Demikian pula pada tahun-tahun berikutnya, yang perlahan-lahan membuat semen dari luar Kalimantan tersingkir dari pasar.
“Perbedaan harga itu mungkin terlihat kecil, tapi bagi pembeli untuk proyek misalnya, yang membeli dalam jumlah besar, maka beda harga itu jadi cukup lumayan,” kata Budi, pemilik toko bahan bangunan di Balikpapan.
Pembeli dalam jumlah kecil pun akan secara alamiah memilih semen dengan harga termurah.
Namun harga murah yang menguntungkan konsumen tersebut ternyata banting harga di bawah modal produksi per zak.
Berdasarkan proses persidangan yang mulai digelar pada 23 Juni 2020 dan telaah Majelis Komisi pada alat bukti yang diperoleh, terbukti CONCH melakukan jual rugi di tahun 2015 dan menjual di harga selalu di bawah harga pasaran semen PCC di Kalimantan Selatan sampai 2019.

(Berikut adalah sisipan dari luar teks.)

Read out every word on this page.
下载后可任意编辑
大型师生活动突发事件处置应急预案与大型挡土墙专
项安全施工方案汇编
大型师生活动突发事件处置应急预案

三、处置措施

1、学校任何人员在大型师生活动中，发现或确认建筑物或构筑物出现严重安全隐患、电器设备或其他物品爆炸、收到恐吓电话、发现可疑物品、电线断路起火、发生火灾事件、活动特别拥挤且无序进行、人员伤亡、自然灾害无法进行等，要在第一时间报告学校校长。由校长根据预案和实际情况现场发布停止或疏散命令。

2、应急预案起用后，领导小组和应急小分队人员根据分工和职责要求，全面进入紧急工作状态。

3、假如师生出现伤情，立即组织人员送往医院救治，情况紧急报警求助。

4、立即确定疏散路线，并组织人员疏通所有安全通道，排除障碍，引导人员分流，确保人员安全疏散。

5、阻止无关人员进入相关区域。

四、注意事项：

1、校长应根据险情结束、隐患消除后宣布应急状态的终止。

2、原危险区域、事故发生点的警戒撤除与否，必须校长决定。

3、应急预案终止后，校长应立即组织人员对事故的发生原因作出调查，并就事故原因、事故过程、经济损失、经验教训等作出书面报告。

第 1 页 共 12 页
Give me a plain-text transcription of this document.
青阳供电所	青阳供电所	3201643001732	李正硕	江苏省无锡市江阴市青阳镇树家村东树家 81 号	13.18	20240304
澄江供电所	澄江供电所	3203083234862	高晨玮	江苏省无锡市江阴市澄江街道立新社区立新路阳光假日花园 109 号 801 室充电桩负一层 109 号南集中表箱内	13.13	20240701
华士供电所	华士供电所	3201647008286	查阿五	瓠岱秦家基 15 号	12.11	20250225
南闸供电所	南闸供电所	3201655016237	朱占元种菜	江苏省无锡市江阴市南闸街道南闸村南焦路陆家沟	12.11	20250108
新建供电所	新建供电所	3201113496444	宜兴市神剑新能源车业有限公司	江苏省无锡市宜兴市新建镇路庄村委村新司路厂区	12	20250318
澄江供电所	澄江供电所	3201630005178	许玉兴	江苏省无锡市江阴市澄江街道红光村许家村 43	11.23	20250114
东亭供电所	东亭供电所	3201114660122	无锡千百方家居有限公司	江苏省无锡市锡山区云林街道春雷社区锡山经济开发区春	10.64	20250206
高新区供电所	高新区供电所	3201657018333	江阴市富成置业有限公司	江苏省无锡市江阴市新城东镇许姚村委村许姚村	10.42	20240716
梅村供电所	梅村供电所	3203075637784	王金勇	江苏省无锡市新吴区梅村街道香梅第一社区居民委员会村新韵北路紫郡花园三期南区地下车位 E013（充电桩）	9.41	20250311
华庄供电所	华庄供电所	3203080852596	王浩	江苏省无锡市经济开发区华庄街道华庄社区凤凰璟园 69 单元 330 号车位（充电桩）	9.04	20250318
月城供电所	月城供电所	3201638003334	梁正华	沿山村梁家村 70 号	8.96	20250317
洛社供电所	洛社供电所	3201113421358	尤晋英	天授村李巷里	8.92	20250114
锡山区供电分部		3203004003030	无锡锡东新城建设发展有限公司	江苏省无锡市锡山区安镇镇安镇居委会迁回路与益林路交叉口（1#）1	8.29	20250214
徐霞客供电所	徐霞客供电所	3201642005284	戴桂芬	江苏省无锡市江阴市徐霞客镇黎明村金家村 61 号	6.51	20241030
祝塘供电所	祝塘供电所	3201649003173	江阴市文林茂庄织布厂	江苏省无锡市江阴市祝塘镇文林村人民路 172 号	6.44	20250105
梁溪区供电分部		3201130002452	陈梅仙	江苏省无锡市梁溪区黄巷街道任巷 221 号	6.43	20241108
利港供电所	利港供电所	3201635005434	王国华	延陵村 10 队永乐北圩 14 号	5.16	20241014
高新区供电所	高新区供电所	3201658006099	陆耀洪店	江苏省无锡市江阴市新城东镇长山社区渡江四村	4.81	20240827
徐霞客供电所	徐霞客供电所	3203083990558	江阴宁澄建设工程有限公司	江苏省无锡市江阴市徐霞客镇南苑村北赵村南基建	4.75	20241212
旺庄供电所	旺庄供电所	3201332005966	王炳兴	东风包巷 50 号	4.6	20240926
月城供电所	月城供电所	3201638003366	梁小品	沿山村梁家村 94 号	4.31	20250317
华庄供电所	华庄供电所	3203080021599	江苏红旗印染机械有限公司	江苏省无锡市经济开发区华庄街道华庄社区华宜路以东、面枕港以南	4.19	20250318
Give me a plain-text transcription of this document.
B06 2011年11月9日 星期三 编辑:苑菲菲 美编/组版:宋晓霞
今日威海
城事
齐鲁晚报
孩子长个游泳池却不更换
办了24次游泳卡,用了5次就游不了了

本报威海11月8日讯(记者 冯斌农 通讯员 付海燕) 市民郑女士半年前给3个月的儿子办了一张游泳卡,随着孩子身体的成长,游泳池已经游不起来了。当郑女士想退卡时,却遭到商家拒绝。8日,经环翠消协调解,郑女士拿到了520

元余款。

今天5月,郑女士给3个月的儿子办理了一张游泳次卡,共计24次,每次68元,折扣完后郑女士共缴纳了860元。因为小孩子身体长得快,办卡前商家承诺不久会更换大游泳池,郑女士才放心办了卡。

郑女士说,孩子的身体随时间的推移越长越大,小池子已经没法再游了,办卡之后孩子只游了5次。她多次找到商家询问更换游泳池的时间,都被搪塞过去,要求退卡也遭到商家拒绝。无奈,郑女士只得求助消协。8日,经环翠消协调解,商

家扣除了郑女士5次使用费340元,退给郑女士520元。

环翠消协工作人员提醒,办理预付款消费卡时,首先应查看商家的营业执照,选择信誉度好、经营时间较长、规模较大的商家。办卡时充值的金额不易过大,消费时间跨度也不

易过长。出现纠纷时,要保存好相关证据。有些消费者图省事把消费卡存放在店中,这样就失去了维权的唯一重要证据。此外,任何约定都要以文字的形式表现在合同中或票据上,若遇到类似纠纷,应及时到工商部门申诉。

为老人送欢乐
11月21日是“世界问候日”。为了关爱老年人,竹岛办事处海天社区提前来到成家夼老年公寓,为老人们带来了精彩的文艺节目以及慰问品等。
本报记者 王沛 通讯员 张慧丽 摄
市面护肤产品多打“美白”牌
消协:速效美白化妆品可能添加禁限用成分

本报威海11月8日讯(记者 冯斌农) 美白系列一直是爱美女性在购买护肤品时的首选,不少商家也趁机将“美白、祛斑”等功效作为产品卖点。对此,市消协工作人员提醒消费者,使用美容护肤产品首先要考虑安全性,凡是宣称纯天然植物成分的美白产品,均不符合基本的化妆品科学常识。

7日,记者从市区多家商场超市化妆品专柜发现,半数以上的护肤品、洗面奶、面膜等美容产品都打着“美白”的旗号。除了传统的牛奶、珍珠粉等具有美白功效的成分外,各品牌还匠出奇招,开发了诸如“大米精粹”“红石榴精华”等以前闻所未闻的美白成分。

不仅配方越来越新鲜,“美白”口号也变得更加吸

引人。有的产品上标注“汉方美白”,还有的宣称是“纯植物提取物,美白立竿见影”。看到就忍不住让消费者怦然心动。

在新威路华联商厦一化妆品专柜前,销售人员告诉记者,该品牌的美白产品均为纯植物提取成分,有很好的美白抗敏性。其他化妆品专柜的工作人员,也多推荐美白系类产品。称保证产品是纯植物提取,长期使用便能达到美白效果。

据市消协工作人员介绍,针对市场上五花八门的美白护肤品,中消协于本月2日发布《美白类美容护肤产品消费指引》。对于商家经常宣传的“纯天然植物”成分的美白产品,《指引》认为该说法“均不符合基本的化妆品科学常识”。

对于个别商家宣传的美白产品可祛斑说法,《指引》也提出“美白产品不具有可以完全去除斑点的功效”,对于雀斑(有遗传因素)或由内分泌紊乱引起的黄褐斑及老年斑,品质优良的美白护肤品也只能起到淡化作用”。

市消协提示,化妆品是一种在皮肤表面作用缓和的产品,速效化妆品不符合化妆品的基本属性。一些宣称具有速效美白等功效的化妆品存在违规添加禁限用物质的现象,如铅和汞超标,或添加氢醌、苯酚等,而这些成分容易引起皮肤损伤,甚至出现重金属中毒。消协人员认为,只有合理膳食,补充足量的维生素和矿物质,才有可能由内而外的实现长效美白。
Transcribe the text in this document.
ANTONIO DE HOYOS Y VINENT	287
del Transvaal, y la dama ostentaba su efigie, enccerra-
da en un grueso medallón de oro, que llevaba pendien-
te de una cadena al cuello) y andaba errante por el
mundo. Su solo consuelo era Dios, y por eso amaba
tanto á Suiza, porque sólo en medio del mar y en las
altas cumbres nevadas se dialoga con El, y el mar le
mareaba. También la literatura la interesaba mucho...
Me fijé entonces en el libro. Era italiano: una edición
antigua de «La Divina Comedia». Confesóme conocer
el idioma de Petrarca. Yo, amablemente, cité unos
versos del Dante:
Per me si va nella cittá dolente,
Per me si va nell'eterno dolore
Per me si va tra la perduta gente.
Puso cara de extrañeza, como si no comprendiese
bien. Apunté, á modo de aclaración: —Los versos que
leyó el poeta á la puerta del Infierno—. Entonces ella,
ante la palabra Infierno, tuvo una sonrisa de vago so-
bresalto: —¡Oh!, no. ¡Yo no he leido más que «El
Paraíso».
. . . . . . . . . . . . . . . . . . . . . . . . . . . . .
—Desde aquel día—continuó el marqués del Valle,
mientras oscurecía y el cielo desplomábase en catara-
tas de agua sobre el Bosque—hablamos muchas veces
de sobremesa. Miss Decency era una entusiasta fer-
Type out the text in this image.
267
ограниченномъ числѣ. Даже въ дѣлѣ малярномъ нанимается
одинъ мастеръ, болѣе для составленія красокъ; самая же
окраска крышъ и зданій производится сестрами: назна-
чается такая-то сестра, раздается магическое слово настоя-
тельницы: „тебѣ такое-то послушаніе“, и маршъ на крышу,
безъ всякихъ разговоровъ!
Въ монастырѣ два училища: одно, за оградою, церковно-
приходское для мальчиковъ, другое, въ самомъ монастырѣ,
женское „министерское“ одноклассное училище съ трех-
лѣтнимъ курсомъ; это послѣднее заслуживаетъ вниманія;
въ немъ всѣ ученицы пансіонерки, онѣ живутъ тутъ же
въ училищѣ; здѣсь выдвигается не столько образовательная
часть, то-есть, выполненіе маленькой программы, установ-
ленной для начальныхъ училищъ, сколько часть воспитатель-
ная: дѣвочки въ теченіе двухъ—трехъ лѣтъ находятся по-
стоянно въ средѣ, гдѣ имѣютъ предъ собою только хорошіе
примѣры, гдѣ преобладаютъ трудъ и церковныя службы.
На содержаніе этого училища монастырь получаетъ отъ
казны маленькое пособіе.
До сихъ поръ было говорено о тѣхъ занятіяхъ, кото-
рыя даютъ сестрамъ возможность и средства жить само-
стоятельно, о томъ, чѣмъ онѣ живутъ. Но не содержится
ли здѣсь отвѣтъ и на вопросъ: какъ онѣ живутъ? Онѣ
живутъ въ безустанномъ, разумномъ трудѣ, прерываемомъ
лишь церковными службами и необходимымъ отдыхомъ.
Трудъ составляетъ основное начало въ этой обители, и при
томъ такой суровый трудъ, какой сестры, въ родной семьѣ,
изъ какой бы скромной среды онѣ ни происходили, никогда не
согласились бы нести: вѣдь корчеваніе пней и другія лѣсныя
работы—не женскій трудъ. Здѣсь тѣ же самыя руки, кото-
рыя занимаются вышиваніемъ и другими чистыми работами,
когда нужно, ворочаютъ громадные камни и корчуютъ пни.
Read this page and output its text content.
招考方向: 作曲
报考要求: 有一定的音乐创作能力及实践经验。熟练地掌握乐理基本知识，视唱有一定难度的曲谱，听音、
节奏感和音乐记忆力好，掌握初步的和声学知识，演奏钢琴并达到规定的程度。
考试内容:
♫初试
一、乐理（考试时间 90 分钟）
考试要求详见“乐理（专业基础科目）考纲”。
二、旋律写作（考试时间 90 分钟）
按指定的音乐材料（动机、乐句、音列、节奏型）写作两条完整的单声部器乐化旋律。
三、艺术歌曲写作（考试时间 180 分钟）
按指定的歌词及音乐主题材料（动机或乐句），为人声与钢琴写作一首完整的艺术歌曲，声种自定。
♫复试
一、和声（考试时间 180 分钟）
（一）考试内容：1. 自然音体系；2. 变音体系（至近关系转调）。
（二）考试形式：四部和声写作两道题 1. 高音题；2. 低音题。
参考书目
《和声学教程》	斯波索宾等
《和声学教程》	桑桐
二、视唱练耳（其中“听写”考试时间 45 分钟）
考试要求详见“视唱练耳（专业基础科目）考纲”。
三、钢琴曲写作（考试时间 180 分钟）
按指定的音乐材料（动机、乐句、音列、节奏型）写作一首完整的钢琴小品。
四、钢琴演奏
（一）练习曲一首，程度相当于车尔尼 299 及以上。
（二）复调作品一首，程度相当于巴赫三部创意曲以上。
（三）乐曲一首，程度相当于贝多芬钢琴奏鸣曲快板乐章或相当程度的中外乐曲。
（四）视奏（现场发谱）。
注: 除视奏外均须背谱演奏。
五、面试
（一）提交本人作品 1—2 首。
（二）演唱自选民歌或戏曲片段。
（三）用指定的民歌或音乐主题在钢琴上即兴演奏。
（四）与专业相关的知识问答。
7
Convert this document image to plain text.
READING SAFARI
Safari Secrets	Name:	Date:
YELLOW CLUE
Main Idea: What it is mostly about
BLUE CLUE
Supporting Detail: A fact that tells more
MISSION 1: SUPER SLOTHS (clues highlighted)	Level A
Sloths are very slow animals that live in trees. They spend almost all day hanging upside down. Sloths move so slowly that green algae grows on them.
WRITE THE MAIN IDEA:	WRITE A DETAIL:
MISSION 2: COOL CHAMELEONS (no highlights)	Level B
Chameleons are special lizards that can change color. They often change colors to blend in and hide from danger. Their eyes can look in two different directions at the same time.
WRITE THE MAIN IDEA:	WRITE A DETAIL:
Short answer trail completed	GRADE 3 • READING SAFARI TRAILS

Majelis Komisi menemukan di Laporan Keuangan di tahun 2015, CONCH mengalami kerugian sebagai akibat dari perilaku tersebut.
Sementara penetapan harga yang sangat rendah disimpulkan melalui alat bukti yang menunjukkan harga jual rata-rata CONCH lebih rendah dibandingkan dengan pelaku usaha pesaingnya untuk penjualan semen jenis PCC di wilayah Kalimantan Selatan.
Ongkos angkut semen dari pabrik di Jawa ke Kalimantan Selatan diperhitungkan tidak membuat beda harga sangat besar.
Majelis Komisi juga menemukan bahwa CONCH secara kepemilikan dikendalikan oleh Anhui Conch Cement Company Limited selaku induk utama perusahaan multinasional yang memiliki kemampuan finansial yang kuat dan berpeluang besar untuk menguasai industri semen secara global.
Dengan dukungan tersebut, CONCH memiliki kemampuan dan kekuatan modal finansial untuk menjalankan strategi bisnis dari proses produksi hingga pemasaran, termasuk strategi penetapan harga agar lebih murah dibandingkan harga pasar atau dari harga pelaku usaha pesaingnya.
Dampaknya, jelas Karyadi, 5 merek semen terlempar dari Kalimantan Selatan meninggalkan CONCH sendirian.
“Ini praktik monopoli dan persaingan usaha tidak sehat,” tegasnya.
Maka Majelis pun menjatuhkan denda sebesar Rp22,38 miliar tersebut dan harus disetor ke kas negara begitu putusannya berkekuatan hukum tetap.
Di sisi lain, perusahaan terlapor masih berhak mengajukan banding atas putusan tersebut.